The number of robotics transactions continued to decline in May 2020, but as factories begin to reopen around the world, that drop may be only temporary. More than US$1 billion was invested in autonomous vehicles last month, leading to funding in supply chain and logistics, healthcare, and other automation.
In May 2020, The Robot Report tracked 18 deals worth about US$1.5 billion, compared with 26 robotics transactions worth more than US$600 million in April 2020 and US$1.5 billion in 27 transactions in May 2019. In a recent study, Silicon Valley Bank noted that the trend toward fewer, larger deals has continued.
Some significant robotics deals are below.
Robotics companies serving supply chain and logistics applications raised more than US$150 million in May 2020. led by Zhejiang Damon Technology Co. The materials handling supplier said it expects to raise US$69 million in its initial public offering in Shanghai.
Berkeley, Calif.-based Covariant obtained US$40 million in Series B funding as it develops “AI Robotics” for robotic manipulation that needs less hand-holding
Mobile robot provider arculus in Ingolstadt, Germany, raised US$17.5 million in Series A funding to support manufacturing, and Shenzhen, China-based autonomous mobile robot maker Syrius raised US$10 million in its Series A+ round.
Norfolk, Va.-based SVT Robotics, which is developing a software platform as a service for supply chain automation, said it completed a seed round of US$3.5 million.
A handful of other robotics investments rounded out May 2020. In healthcare, Stereotaxis, a cardiac robotics developer in St. Louis, raised US$15 million, and Fourier Intelligence in Shanghai raised an unspecified Series B for its rehabilitation systems.

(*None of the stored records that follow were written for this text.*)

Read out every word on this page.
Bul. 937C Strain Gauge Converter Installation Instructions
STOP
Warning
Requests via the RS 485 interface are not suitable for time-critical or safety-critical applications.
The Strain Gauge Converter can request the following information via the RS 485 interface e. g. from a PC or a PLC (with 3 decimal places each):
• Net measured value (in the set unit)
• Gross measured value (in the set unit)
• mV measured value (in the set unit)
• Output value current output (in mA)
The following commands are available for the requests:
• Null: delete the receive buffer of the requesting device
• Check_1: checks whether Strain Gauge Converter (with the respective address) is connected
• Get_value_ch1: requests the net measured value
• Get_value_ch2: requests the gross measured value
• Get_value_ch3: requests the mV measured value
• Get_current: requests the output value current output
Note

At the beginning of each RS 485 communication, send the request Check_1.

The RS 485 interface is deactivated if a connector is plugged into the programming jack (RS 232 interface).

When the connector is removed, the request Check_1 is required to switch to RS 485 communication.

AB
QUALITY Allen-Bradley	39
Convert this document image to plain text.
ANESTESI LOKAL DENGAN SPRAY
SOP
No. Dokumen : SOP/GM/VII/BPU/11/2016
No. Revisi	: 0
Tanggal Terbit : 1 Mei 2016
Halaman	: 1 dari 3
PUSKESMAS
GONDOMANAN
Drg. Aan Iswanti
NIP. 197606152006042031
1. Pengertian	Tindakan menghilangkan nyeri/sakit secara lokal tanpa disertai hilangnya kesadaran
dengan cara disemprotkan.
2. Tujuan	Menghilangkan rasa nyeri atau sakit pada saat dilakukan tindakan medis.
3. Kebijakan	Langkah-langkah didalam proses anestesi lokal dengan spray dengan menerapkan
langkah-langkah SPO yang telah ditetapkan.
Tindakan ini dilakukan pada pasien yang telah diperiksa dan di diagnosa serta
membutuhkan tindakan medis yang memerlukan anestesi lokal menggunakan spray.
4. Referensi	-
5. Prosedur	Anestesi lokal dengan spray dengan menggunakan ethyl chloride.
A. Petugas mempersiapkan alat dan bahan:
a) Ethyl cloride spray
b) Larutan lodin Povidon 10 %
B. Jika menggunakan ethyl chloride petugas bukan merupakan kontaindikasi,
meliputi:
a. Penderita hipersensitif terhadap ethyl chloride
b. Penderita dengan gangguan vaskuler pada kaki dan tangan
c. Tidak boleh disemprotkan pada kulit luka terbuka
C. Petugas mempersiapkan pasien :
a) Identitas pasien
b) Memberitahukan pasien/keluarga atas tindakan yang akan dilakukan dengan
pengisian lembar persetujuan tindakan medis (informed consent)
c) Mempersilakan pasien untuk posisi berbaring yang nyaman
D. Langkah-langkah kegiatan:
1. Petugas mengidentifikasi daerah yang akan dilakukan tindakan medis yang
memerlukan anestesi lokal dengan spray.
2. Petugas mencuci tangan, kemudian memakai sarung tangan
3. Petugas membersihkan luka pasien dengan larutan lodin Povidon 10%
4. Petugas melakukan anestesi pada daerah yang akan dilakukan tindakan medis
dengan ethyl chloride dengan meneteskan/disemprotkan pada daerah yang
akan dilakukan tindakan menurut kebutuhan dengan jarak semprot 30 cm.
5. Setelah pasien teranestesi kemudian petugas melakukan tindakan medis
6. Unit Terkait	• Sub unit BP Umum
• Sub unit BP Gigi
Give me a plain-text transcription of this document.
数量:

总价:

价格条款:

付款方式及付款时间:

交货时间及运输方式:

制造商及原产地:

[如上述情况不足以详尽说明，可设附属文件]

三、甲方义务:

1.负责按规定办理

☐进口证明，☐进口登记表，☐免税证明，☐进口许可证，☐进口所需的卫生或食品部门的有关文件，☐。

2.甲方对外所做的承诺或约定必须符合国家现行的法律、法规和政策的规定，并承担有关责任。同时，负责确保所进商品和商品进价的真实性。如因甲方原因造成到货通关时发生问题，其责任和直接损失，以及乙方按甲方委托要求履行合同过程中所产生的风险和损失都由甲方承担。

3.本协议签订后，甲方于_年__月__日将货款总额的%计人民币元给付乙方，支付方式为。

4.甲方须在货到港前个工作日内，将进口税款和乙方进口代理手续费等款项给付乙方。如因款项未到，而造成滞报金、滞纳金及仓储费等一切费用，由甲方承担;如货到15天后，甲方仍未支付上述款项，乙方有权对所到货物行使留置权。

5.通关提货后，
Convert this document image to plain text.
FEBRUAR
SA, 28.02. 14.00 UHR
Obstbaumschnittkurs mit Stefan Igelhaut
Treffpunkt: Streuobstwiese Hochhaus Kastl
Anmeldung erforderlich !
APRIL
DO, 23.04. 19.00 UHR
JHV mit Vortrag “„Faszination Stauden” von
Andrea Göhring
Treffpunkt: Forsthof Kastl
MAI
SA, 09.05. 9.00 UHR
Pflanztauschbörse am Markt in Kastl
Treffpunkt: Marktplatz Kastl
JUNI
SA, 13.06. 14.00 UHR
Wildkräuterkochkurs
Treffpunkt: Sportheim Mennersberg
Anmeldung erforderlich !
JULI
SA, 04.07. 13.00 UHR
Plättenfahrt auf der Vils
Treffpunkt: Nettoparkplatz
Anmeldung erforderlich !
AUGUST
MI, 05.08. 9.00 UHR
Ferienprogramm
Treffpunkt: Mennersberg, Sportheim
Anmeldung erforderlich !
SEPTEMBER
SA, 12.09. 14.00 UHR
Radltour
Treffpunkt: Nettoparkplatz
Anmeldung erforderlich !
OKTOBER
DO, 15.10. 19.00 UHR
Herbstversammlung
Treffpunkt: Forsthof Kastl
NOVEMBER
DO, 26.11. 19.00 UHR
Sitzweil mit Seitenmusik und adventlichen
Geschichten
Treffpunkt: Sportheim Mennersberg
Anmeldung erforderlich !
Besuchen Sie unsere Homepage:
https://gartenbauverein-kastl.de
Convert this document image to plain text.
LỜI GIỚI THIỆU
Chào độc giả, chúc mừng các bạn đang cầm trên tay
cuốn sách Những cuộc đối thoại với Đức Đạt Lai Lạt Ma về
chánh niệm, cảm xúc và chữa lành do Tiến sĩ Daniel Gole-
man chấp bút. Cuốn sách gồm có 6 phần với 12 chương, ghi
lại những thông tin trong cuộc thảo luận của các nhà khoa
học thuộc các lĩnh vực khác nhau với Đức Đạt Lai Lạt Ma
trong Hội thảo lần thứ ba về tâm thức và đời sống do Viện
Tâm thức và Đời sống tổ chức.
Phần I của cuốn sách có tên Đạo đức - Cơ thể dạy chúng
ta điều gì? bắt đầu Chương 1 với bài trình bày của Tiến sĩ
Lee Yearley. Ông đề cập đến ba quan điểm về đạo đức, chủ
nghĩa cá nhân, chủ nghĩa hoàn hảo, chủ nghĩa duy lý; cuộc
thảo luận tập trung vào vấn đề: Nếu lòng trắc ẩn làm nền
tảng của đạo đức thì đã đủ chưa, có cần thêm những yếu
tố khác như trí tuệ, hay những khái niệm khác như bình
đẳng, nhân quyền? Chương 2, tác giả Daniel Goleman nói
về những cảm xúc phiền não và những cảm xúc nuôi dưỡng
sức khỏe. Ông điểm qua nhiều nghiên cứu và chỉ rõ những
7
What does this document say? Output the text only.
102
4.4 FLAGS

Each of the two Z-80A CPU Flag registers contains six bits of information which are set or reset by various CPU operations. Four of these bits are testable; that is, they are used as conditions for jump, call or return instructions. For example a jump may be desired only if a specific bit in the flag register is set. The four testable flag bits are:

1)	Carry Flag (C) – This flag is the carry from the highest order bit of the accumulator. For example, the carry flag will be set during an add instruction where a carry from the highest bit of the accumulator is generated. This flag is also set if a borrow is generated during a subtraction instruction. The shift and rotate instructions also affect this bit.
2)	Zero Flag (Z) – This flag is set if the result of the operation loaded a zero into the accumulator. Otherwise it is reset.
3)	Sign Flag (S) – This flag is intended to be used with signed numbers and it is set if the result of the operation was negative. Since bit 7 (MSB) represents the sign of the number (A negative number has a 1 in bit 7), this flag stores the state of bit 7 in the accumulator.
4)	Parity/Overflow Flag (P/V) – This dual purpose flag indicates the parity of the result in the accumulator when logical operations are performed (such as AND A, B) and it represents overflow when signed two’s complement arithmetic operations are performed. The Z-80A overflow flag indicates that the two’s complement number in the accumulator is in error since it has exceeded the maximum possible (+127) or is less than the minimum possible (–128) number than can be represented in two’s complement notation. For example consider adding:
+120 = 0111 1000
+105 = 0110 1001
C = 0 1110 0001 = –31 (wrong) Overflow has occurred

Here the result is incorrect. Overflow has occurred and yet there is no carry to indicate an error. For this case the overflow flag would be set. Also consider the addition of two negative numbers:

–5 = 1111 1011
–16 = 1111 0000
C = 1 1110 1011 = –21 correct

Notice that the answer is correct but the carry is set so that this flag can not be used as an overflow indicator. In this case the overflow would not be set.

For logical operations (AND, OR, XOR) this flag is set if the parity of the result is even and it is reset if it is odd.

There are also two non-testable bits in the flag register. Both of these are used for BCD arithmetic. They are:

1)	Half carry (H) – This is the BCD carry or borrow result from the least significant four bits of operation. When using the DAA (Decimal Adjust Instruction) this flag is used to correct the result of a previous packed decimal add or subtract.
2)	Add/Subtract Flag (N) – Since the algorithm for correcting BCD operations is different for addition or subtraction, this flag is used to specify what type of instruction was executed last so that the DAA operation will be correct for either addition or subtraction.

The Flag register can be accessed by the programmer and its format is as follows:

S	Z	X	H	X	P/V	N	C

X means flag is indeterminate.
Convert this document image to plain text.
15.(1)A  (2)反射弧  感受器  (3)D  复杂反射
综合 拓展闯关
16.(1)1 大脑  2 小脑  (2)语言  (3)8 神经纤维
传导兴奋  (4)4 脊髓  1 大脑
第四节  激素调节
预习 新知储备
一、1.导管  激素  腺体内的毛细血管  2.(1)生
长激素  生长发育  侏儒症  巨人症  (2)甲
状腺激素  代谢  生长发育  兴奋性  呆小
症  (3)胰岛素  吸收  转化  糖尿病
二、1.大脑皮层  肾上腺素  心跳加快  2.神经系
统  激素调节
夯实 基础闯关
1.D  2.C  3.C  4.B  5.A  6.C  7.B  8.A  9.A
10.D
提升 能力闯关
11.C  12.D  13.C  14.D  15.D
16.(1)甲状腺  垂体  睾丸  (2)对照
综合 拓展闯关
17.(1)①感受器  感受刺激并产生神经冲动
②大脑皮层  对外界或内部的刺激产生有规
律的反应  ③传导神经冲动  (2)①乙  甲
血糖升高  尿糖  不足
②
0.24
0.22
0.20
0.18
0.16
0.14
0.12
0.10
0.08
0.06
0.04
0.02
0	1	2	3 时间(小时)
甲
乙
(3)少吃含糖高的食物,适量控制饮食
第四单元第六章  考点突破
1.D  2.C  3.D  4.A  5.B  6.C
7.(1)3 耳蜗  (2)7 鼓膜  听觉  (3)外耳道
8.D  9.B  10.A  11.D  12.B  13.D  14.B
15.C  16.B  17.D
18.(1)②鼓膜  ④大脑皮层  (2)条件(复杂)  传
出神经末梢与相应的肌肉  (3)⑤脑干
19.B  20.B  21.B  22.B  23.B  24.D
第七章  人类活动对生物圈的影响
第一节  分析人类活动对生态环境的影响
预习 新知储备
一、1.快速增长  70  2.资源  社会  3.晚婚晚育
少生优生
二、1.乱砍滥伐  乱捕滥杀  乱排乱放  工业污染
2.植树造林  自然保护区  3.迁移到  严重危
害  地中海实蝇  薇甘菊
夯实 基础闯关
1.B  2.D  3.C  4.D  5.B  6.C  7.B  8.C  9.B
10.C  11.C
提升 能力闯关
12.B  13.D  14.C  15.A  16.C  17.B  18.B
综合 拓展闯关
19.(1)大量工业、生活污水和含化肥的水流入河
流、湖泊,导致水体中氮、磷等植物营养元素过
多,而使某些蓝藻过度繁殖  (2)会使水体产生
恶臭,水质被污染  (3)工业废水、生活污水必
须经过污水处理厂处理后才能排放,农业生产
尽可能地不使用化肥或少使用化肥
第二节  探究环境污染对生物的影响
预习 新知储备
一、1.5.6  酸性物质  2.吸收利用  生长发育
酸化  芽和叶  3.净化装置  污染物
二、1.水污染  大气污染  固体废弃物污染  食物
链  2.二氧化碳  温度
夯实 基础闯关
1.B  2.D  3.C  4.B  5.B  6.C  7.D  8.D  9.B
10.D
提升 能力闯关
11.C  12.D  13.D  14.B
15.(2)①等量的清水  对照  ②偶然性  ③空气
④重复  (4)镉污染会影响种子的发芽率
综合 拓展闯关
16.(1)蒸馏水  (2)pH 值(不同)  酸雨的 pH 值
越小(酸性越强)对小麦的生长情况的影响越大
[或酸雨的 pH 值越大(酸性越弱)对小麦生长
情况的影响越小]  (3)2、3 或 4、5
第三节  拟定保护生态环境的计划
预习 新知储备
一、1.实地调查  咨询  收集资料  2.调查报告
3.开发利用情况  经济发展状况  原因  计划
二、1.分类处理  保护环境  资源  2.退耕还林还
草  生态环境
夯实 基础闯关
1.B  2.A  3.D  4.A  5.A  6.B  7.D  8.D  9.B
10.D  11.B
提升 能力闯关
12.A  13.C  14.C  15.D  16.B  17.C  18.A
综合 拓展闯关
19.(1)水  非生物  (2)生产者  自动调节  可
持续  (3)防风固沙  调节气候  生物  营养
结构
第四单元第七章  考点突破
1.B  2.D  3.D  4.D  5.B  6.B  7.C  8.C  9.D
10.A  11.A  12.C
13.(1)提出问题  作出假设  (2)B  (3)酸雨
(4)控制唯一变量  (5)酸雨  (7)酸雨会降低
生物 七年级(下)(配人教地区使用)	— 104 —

While more relevant to medical devices than surgical robots, Stryker announced a US$2.3 billion offer to finance its purchase of Memphis-based Wright Medical Group NV. Sylmar, Calif.-based Second Sight Medical Products Inc., which makes visual prosthetics, raised US$6.8 million in a stock sale.
In software and components, Zurich-based computer vision and artificial intelligence firm Scandit raised US$80 million in Series C funding, and Dell Technologies Capital led a US$30 million Series A round in San Jose, Calif.-based SiMa.ai, which offers “machine learning on a chip” for edge processing.
San Francisco-based Xwing locked onto Series A funding of US$10 million led by R7 Partners for its drone autonomy software.
In agriculture, Cerescon BV raised US$3.29 million. The Heeze, Netherlands-based company has developed a robotic asparagus harvester.